Sunny and Faarooq come to the ring for an interview to gloat over injuring Ahmed.  DAMN he looks like a fool.  Ron thinks he should be the IC champion right now.  Todd calls him a criminal.  "So to speak."  He's got quite an ass on him.  Big E would be envious.  

This is followed with a package on Jake's alcohol and drug abuse and King saying all kinds of gnarly shit about him.  After this, Mark Henry is introduced to the crowd as the newest member of the WWF. Vlad and the fat kid with a bowl cut are together.

Jerry Lawler vs Jake Roberts

King comes out with all kinds of props.  Baltimore Ravens gear, booze bottles, other shit. Cheapest of cheap heat stuff.  "You can look at Mark Henry and tell that if he won a gold medal, he'd just take it and have it bronzed." King pulls out a giant bottle of wine.  Jake pulls out his snake.  His real snake, not his dick.  Mark is disgusted.  King runs away, then talks some more.  Once the match actually starts, its about 4 minutes and King blasts Jake in the throat with a bottle of Beam for the win. King pours booze all over Jake's head after the match.  Mark Henry stops him from the second bottle.  I'm unsure if this is as distasteful as the WCW angle of Hall is a drunk and the WWE angle of having Austin lock him in a fridge full of booze and taunt him with beer.

Undertaker vs Mankind Boiler Room Brawl

Fuck this shit. The dumbest shit. I can only imagine how shitty it must have been for the live crowd because this was the days before giant trons, so they literally just rolled out TVs like movie day when you had a substitute teacher. This is just completely aimless brawling in awful lighting and it goes on FOREVER.  7 hours later, they head out to ringside. Mankind takes the Nestea Plunge on exposed concrete. Taker gets in the ring and asks for the urn from Paul.  Paul won't give it to him.  Mankind locks on the mandible claw as Paul laughs.  Paul slaps and stomps Taker.  It was a SWERVE!  Fuck this match.  God damn what a fucking slog to get through.  Mankind wins. Undertaker is then carried out by druids. All together, this whole thing went like 40 minutes.  Felt like 9 days.  

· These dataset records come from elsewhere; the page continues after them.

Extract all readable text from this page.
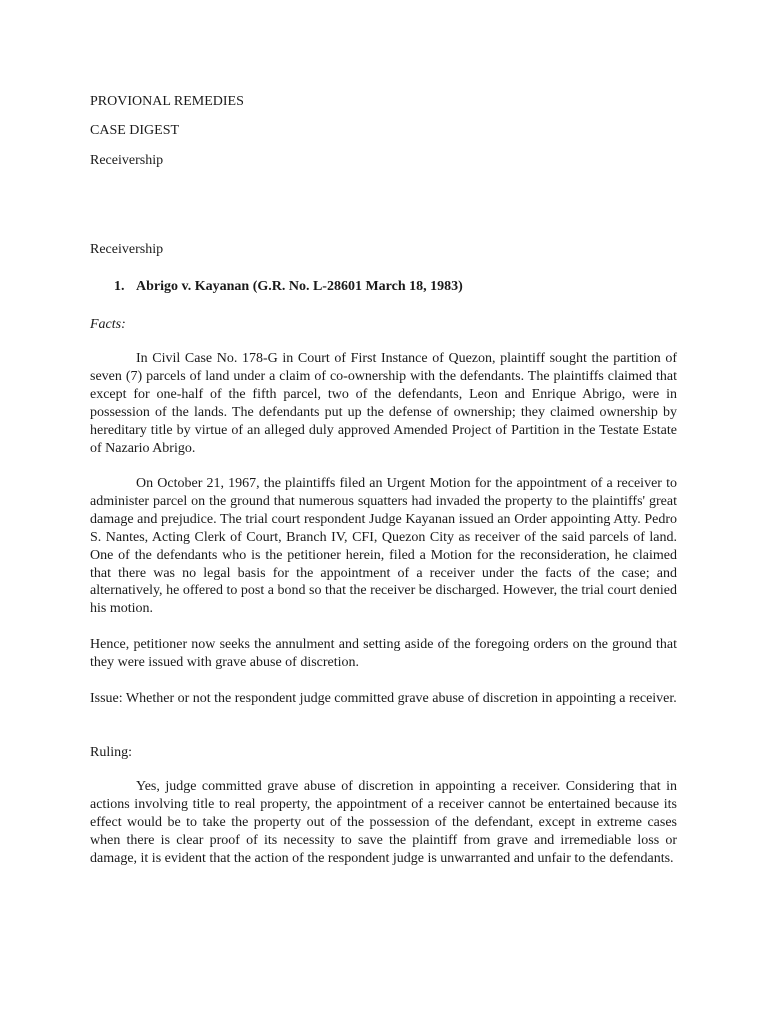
PROVIONAL REMEDIES

CASE DIGEST

Receivership

Receivership

1. Abrigo v. Kayanan (G.R. No. L-28601 March 18, 1983)

Facts:

In Civil Case No. 178-G in Court of First Instance of Quezon, plaintiff sought the partition of seven (7) parcels of land under a claim of co-ownership with the defendants. The plaintiffs claimed that except for one-half of the fifth parcel, two of the defendants, Leon and Enrique Abrigo, were in possession of the lands. The defendants put up the defense of ownership; they claimed ownership by hereditary title by virtue of an alleged duly approved Amended Project of Partition in the Testate Estate of Nazario Abrigo.

On October 21, 1967, the plaintiffs filed an Urgent Motion for the appointment of a receiver to administer parcel on the ground that numerous squatters had invaded the property to the plaintiffs' great damage and prejudice. The trial court respondent Judge Kayanan issued an Order appointing Atty. Pedro S. Nantes, Acting Clerk of Court, Branch IV, CFI, Quezon City as receiver of the said parcels of land. One of the defendants who is the petitioner herein, filed a Motion for the reconsideration, he claimed that there was no legal basis for the appointment of a receiver under the facts of the case; and alternatively, he offered to post a bond so that the receiver be discharged. However, the trial court denied his motion.

Hence, petitioner now seeks the annulment and setting aside of the foregoing orders on the ground that they were issued with grave abuse of discretion.

Issue: Whether or not the respondent judge committed grave abuse of discretion in appointing a receiver.

Ruling:

Yes, judge committed grave abuse of discretion in appointing a receiver. Considering that in actions involving title to real property, the appointment of a receiver cannot be entertained because its effect would be to take the property out of the possession of the defendant, except in extreme cases when there is clear proof of its necessity to save the plaintiff from grave and irremediable loss or damage, it is evident that the action of the respondent judge is unwarranted and unfair to the defendants.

TO THE CUNT. Big Mike talks with Vader and Corny, who are coming for you, HBK.

Vader vs Shawn Michaels WWF Championship

I wonder if HBK will over power Vader in this match. I eagerly await him no selling a dude 200 pounds bigger. Vader starts the match by punching HBK in the ribs. Seconds later, HBK is doing Tiger Mask spots and head kicks to a grounded Vader. Vader is dumped to the floor.  Huge tope.  Rana. Vader is again dumped to the floor with a victory roll.  Shawn jumps back out and gets caught in a very ginger powerbomb on the floor.  Vader dominates at a slow pace in the ring. Knocking him around, throwing him around.  You can tell he's going easy on him, though, which is a shame because if anyone needed to get knocked around a bit it was HBK in 1996. Vader wins via count out, but Cornette demands the match be restarted.  Then he wins via DQ, and again Cornette demands the match to be restarted. Vader barely kicks out of the superkick and it looked more like a ref fuck up than an actual kick out.  Then a ref bump.  Powerbomb.  A second ref comes in and HBK kicks out. Vader misses the moonsault. HBK then wins with his own moonsault.  Title retained. 

What an unfun show to watch.  From everyone.  1996 WWF.  Fuck it.  Also fuck HBK.  Despite being obviously great, he sure makes it a point to have not enjoyable matches and annoying as fuck promos.  Also, FUCK THE BOILER ROOM BRAWL.  Terrible.  Absolutely terrible.